I have tried to search for some reference to EDM but it seems it is Microsoft internal as I cannot find any reference to it at all.

So, inside this dll, it shows that they use Antlr.Net to parse the code values in the text. I was particularly pleased that we both worked out if a value was a standard value or a template function, in the same way, basically doing:

(expression.First() == ‘[’)) && (expression.Last() == ‘]’));

Now, ‘greater’ how is it implemented by Microsoft?

First, they check if either the first or second parameters are strings if they are then if one is a string and one is not a string then they throw an exception.

Assuming that both are strings then they use the .net string.Compare to return an int, if string.Compare returns 0 or greater then the first value is greater than the second.

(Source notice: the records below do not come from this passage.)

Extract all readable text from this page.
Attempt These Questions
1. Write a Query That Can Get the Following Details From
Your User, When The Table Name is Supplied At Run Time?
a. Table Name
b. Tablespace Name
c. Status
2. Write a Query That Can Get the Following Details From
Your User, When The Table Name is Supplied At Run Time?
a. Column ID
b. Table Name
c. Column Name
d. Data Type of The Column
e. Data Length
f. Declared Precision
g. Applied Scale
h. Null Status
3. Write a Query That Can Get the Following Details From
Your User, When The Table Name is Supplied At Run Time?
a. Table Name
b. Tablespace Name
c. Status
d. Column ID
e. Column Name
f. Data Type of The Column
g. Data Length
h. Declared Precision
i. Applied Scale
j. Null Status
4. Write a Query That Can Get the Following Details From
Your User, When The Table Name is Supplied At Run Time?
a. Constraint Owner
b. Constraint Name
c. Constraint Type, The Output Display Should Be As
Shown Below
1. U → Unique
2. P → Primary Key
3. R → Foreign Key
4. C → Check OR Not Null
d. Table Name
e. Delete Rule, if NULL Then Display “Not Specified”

“string.Compare” is implemented by “System.Globalization.CompareInfo” because as well as the two strings they also pass in “StringComparison.InvariantCulture”.

If we look at… we can see that “FILE” is greater than “file” when using “StringComparison.InvariantCulture” so what we have isn’t a straight map to the ASCII table but the sort order that windows uses.

Once I knew they had their own parser then the whole if / if_ regex thing became clear. I guess now I can fix greater at some point - I won’t rush as calling greater on a pair of strings just seems a bit odd to me and I probably won’t use it but at least now I can sleep without wondering how ‘greater()’ was implemented.